Did our favourite annual chore today – cleaning the chimney. It’s a treat! First, you get all the tools and plastic bags (forgetting one, of course, until you need it right in the middle of the chore), then you take the chimney pipe apart being careful to sprinkle the soot in all the places you can’t get to afterward. Then you carry the pipe outside and clean it with a ‘pipe cleaner’ and put all the soot gathered in the plastic bag with the unseen hole in it. Then the fun begins…….
We burn ‘gift’ wood, the stuff that floats in or close by to our shore. We retrieve it, haul it, buck it, split it and stack it – just as you would expect. But, because we get salt-water-laden logs, we have to dry the wood for some time. Still, not a difficult task and one we have set our mind to. We have the system down pat. Almost. Our wood dries for about a year before we burn it. So far, so good.
But the salt doesn’t go anywhere just because you dry out the wet. The salt stays. And salted wood ‘eats’ out your wood stove when it burns. No way ’round it. Goes like hot water on a cube of sugar, just a bit slower. So, I have a bunch o’crap in the stove that used to ‘be’ part of the stove that also needs cleaning out.
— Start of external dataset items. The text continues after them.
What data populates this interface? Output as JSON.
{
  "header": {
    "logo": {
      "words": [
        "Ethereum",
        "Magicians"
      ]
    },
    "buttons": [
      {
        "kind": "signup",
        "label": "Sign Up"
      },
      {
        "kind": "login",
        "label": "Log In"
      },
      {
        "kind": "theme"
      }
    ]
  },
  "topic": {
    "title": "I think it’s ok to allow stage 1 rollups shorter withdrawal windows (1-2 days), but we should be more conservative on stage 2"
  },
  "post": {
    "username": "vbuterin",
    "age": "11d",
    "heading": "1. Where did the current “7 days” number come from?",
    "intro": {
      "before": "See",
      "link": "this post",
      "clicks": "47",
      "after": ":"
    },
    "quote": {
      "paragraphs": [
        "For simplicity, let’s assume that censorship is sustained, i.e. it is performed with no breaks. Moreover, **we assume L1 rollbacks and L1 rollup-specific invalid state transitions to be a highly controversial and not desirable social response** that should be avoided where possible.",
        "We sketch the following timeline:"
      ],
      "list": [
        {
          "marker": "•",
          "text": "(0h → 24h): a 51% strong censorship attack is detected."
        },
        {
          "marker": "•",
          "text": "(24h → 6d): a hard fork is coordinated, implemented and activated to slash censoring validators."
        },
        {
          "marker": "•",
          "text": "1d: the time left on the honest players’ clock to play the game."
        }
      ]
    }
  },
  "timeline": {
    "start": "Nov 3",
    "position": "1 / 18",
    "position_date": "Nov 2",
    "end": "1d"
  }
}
There’s a baffle in the stove so that the heat is not lost up the chimney too quickly. That baffle is like the sacrificial zinc anode on a boat. It is the piece that goes first. And this baffle has been in for two full winters now. Maybe three. It is ‘cheese’. Just a bunch o’crap metal that is flaking apart like cooked filo pastry. Literally.
So, we clean everything (like crude surgeons) in preparation of the baffle-cum-organ removal. Get the firebox all ‘tiddly’ and then shuffle and pry the old baffle out while the shards and flakes fall onto your face (you have to lie on the floor to gain access to it). Then, if you have the foresight, you take it outside and get the ‘new one’ to put in it’s stead. If you don’t have the foresight, you get a trip to town as the booby prize.
Mind you, you have not lost out on the booby prize entirely. In town, they charge you $185.00 (plus tax) for a piece of metal that looks like a flat, square cake. An inch thick and about 15 inches square, it is a hollow box of steel with some strategic holes drilled into it to make you think that you are getting something.
We must be getting something because the damn thing works like a charm. The stove keeps the house warm on the coldest winter nights and we go through less wood than anyone we know. A wheelbarrow full will last us three days and some of our neighbours use two barrows per day! So it is a good stove. Pacific Energy. The small one.
The problem is the salt wood. If we burned unsalted wood, the baffle might last five years. As it is, it lasts two, maybe three. We rationalize this poor habit by saying, “Well, we don’t have to fall a tree. We don’t have to limb it and get it here. Our wood comes a’knockin’ and we just have to let it in.”
But baffles ain’t cheap and there’s no such thing as a free log/lunch, I guess.